The other big change to Medicare given to us by the Biden administration is enabling Medicare to negotiate drug prices with drug manufacturers. Medicare is so huge it has the clout to negotiate these prices, but until Biden came along it never had the authority. 

Legislation to allow for price negotiations was passed in 2022. But it will take time. Although negotiations have taken place, the reduced prices for the first 10 drugs chosen for the program don’t kick into effect until the start of 2026. (The drugs are Eliquis, Enbrel, Entresto, Farxiga, Imbruvica, Januvia, Jardiance, Stelara, Xarelto, and various insulin pens marketed as Fiasp or Novolog.) Federal officials picked those 10 drugs from a list of 50 medications that Medicare Part D spends the most on and are among the most used. 

Fifteen additional drugs were announced this month by Medicare for price negotiations that will take place this year, with the reduced prices to take effect at the start of 2027. 

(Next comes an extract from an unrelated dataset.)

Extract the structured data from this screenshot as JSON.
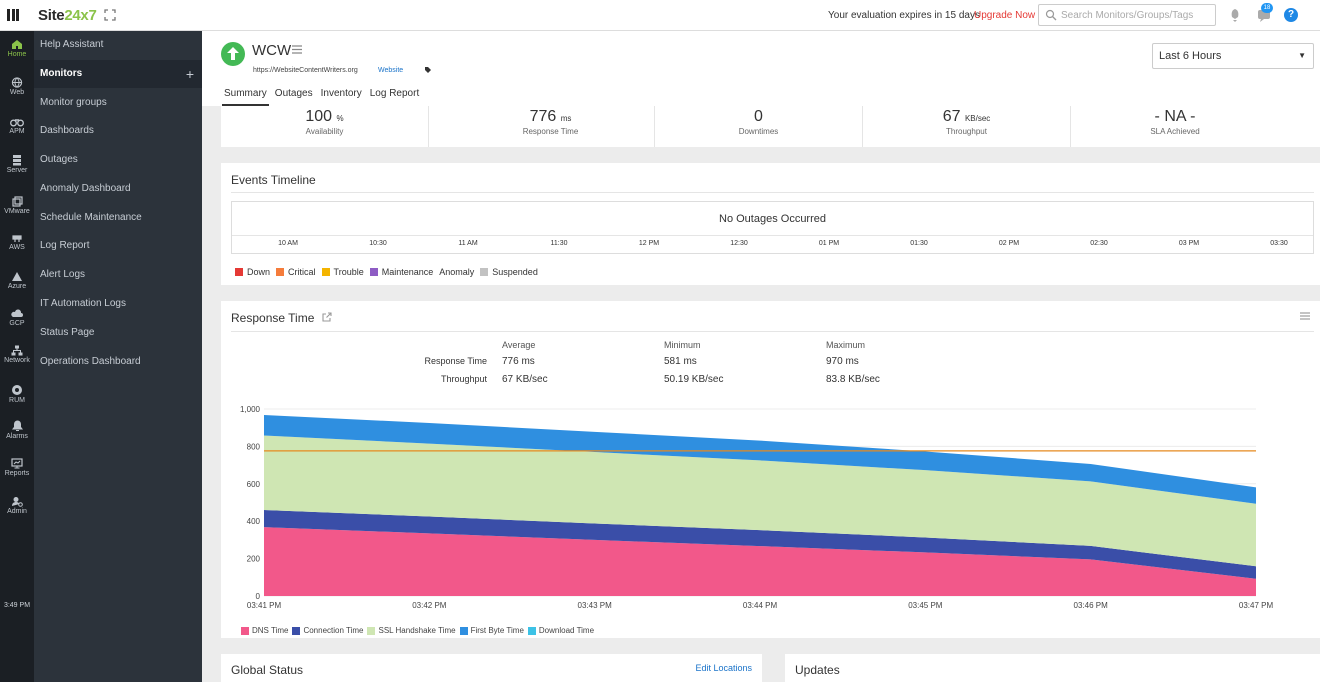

The 15 drugs for which Medicare will negotiate lower prices that will take effect in 2027 are: Austedo/Austedo XR, Breo Ellipta, Calquence, Ibrance, Janumet/Janumet XR, Linzess, Ofev, Otezla, Ozempic/Rybelsus/Wegovy, Pomalyst, Tradjenta, Trelegy Ellipta, Vraylar, Xifaxan, and Xtandi. 

In the future, another round of price negotiations for 15 more drugs (yet to be chosen) will take place.  Then up to 20 more drugs per negotiation cycle afterward. 

Because the authorization for all these changes was approved by Congress in 2022 as part of the Inflation Reduction Act, it would take an act of Congress to overturn them. No mere executive order by a President can do so.  

Personally, I’m delighted by these changes. But I’m biased. The drug I take daily to avoid frequent hospitalization (or worse) is on the new list of 15 drugs that will have lower prices come 2027 — coincidentally, the year I’ll enroll in Medicare. 

Sometimes the government does good. 

In its ridiculously complicated way.